Barley hung his gun on the crooked rack that stuck out of the cracked cement wall and sat down on his dirty cot to think about his future and what he would do with the money. Barley was sitting on the beach with a pina colada in one hand and a magazine in the other. The magazine read, “The Rich and the Famous: The Top Ten” with his face on the front cover. As he looked up, he noticed a tall, handsome man in a black suit walk up to him. Barley wanted to know what the man wanted as he presented a badge.
“Island Security,” replied the man. They then had a further discussion about the monthly issues they had.
Barley thanked him for the visit, decided to go inside for a refreshing smoothie since the weather report announced that it was ninety-eight degrees today. He stood up, turned around and glanced over at the waterfall’s droplets glistening off of the sun’s rays. He thought to himself and announced out loud that his personal island was the most majestic place on the face of the earth as he walked in the sliding glass door of his modern mansion. Inside, on the couch sat his model of a wife and he remembered the night they met. It was the best night of his life and he knew that he had a perfect life.

Sitting in the office chair next to him, Jones imagined his own life as a rich entrepreneur. People of Asian, African, Indian, and Colonial descent with green, brown, black, and even grey hair walked past his office on a daily basis. One person on particular always seemed to glance into the office at the same time of the day, five 0’clock sharp. Jones would always be in his office filing paper work or working on a new design for the company and he always noticed the person. He used to believe that it was his boss checking in on him or someone stalking him but recently he had a change of heart and every time that person would peer through his window he would smile. One day Jones got fed up with the person peering in through his door and he decided to wait outside by the watering fountain to see who it would be. He waited there for half an hour and no one stopped at his door once. He started to get discouraged and was about to go back in when a woman walked up to his door and peered through the glass. He was shocked for it was Martha, the secretary down in the main lobby that had been looking through his door at five o’clock every day. Jones had always had a crush on her since the first day he arrived for a job interview at Minds Intervention United eight months ago. He decided to walk up to her to ask her out for a cup of coffee when he woke up with a jolt as the alarm clock next to him chimed the arrival of two a.m., the time of the heist.

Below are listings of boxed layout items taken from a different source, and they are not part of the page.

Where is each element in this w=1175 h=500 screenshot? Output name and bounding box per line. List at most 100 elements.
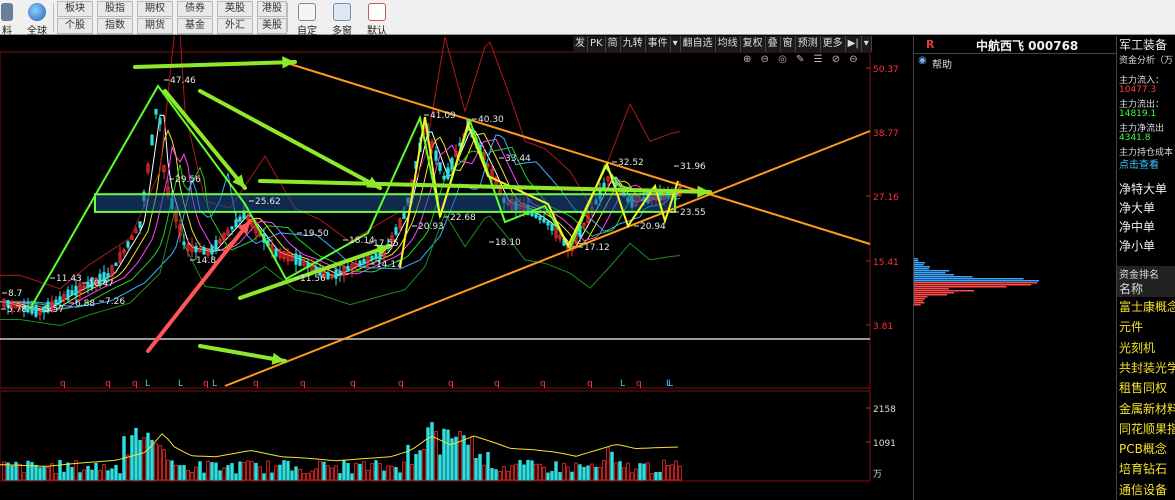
order-row-label[interactable]: 净大单 xyxy=(1119,199,1155,216)
depth-bar xyxy=(914,290,974,292)
volume-bar xyxy=(142,437,146,481)
candle-body xyxy=(106,273,110,278)
volume-bar xyxy=(158,445,162,481)
volume-bar xyxy=(22,472,26,481)
chart-tool-item[interactable]: 翻自选 xyxy=(681,36,716,52)
chart-tool-item[interactable]: ▶| xyxy=(846,36,862,52)
global-button[interactable]: 全球 xyxy=(20,1,54,37)
depth-bar xyxy=(914,282,1038,284)
volume-bar xyxy=(502,466,506,481)
volume-bar xyxy=(554,461,558,481)
volume-bar xyxy=(258,466,262,481)
concept-item[interactable]: PCB概念 xyxy=(1119,440,1167,457)
volume-bar xyxy=(54,473,58,481)
market-button[interactable]: 板块 xyxy=(57,1,93,17)
custom-button[interactable]: 自定 xyxy=(290,1,324,37)
concept-item[interactable]: 共封装光学 xyxy=(1119,359,1175,376)
kline-chart[interactable]: 50.37 38.77 27.16 15.41 3.81 47.46 29.56 25.62 4… xyxy=(0,36,912,500)
volume-bar xyxy=(558,472,562,481)
chart-tool-item[interactable]: ▾ xyxy=(862,36,872,52)
name-header: 名称 xyxy=(1117,280,1175,297)
volume-bar xyxy=(398,472,402,481)
data-button[interactable]: 料 xyxy=(0,1,14,37)
volume-bar xyxy=(318,460,322,481)
chart-tool-item[interactable]: 预测 xyxy=(796,36,821,52)
outflow-value: 14819.1 xyxy=(1119,109,1157,119)
market-button[interactable]: 英股 xyxy=(217,1,253,17)
volume-bar xyxy=(198,461,202,481)
chart-tool-item[interactable]: 发 xyxy=(573,36,588,52)
volume-bar xyxy=(246,460,250,481)
candle-body xyxy=(154,108,158,115)
price-tick-label: 50.37 xyxy=(873,65,899,75)
volume-bar xyxy=(438,454,442,481)
event-marker: q xyxy=(494,379,500,389)
chart-tool-icons[interactable]: ⊕ ⊖ ◎ ✎ ☰ ⊘ ⊖ xyxy=(743,54,861,65)
market-button[interactable]: 港股 xyxy=(257,1,287,17)
depth-bar xyxy=(914,276,973,278)
event-marker: q xyxy=(636,379,642,389)
chart-tool-item[interactable]: 窗 xyxy=(781,36,796,52)
chart-tool-item[interactable]: 事件 xyxy=(646,36,671,52)
click-to-view-link[interactable]: 点击查看 xyxy=(1119,156,1159,171)
globe-icon xyxy=(28,3,46,21)
volume-bar xyxy=(402,461,406,481)
order-row-label[interactable]: 净中单 xyxy=(1119,218,1155,235)
chart-tool-item[interactable]: 更多 xyxy=(821,36,846,52)
multi-window-button[interactable]: 多窗 xyxy=(325,1,359,37)
depth-bar xyxy=(914,304,921,306)
depth-bar xyxy=(914,288,949,290)
candle-body xyxy=(402,211,406,219)
market-button[interactable]: 期货 xyxy=(137,18,173,34)
help-row[interactable]: ◉ 帮助 xyxy=(914,54,1116,71)
concept-item[interactable]: 培育钻石 xyxy=(1119,460,1167,477)
chart-tool-item[interactable]: 均线 xyxy=(716,36,741,52)
volume-bar xyxy=(6,462,10,481)
default-button[interactable]: 默认 xyxy=(360,1,394,37)
concept-item[interactable]: 租售同权 xyxy=(1119,379,1167,396)
volume-bar xyxy=(234,473,238,481)
market-button[interactable]: 期权 xyxy=(137,1,173,17)
market-button[interactable]: 基金 xyxy=(177,18,213,34)
market-button[interactable]: 外汇 xyxy=(217,18,253,34)
chart-tool-item[interactable]: PK xyxy=(588,36,606,52)
volume-bar xyxy=(162,449,166,481)
volume-bar xyxy=(182,465,186,481)
concept-item[interactable]: 通信设备 xyxy=(1119,481,1167,498)
concept-item[interactable]: 元件 xyxy=(1119,318,1143,335)
candle-body xyxy=(234,219,238,228)
order-row-label[interactable]: 净特大单 xyxy=(1119,180,1167,197)
chart-tool-item[interactable]: ▾ xyxy=(671,36,681,52)
volume-bar xyxy=(178,465,182,481)
depth-bar xyxy=(914,262,926,264)
market-button[interactable]: 指数 xyxy=(97,18,133,34)
volume-bar xyxy=(666,464,670,481)
concept-item[interactable]: 同花顺果指 xyxy=(1119,420,1175,437)
chart-tool-item[interactable]: 叠 xyxy=(766,36,781,52)
volume-bar xyxy=(362,461,366,481)
chart-tool-item[interactable]: 复权 xyxy=(741,36,766,52)
market-button[interactable]: 债券 xyxy=(177,1,213,17)
volume-bar xyxy=(614,462,618,481)
concept-item[interactable]: 光刻机 xyxy=(1119,339,1155,356)
rank-header: 资金排名 xyxy=(1117,266,1175,281)
order-row-label[interactable]: 净小单 xyxy=(1119,237,1155,254)
trading-app: 料 全球 板块 股指 期权 债券 英股 港股 个股 指数 期货 基金 外汇 美股 自定 多窗 默认 … xyxy=(0,0,1175,500)
volume-bar xyxy=(218,470,222,481)
volume-bar xyxy=(366,469,370,481)
market-button[interactable]: 个股 xyxy=(57,18,93,34)
chart-tool-item[interactable]: 九转 xyxy=(621,36,646,52)
volume-bar xyxy=(306,472,310,481)
volume-bar xyxy=(514,463,518,481)
concept-item[interactable]: 金属新材料 xyxy=(1119,400,1175,417)
margin-marker: R xyxy=(926,38,935,51)
market-button[interactable]: 股指 xyxy=(97,1,133,17)
chart-tool-item[interactable]: 简 xyxy=(606,36,621,52)
volume-bar xyxy=(486,451,490,481)
concept-item[interactable]: 富士康概念 xyxy=(1119,298,1175,315)
event-marker: q xyxy=(398,379,404,389)
market-button[interactable]: 美股 xyxy=(257,18,287,34)
price-label: 31.96 xyxy=(680,162,706,172)
candle-body xyxy=(274,248,278,257)
volume-bar xyxy=(578,464,582,481)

Jones looked at the alarm clock disappointed at the impeccable timing that the alarm clock had and at the point in his dream that it had woken him up. He then noticed Barley was still awake so he took the opportunity to scare him. Jones grabbed his AK and shot of a few round into the ceiling of the room. In an instant, Barley jumped out of his cot and was standing an inch away from the barrel of the gun.
Jones quickly moved the gun back and said, “Careful, you’re likely to get shot doing that.”
Barley groaned with a sense of puzzlement and headed toward the truck.
In a matter of a few minutes, the two men were heading down Fifth Avenue toward the Ringling Bro’s and Barnurn and Bailey Circus. Both Jones and Barley were very anxious to get the job done and to not get caught by the circus security or the cops. They pulled up to the circus gate, stopped the truck, put their masks on, and spotted their prize, the twelve ton elephant.
Jones hopped out of the truck and opened up the doors so that they could quickly load the animal on board. Once he was done with that, Barley opened up the circus gate and drove the truck on through. He parked the vehicle next to the giant creature and started poking it with his gun to get it to move into the truck. The elephant did not like what was happening to him and decided not to move. Then all of a sudden, a cop car drove by and noticed what they were doing and turned on his lights and siren. Barley and Jones heard the siren and in a last attempt shot the elephant with their guns to get it to move onto the truck. The elephant on the other hand cried out with pain and ran off in the other direction.

The two, scared they would be caught, gave up their attempt to steal the creature and jumped in the truck. Barley started the truck and the two raced off through the circus gate, past the police officer, and headed out of town never to be seen again.


The author's comments:
I am from Sargent School. I was inpired to wirte this short story when I read a news article about a happening in Columbia.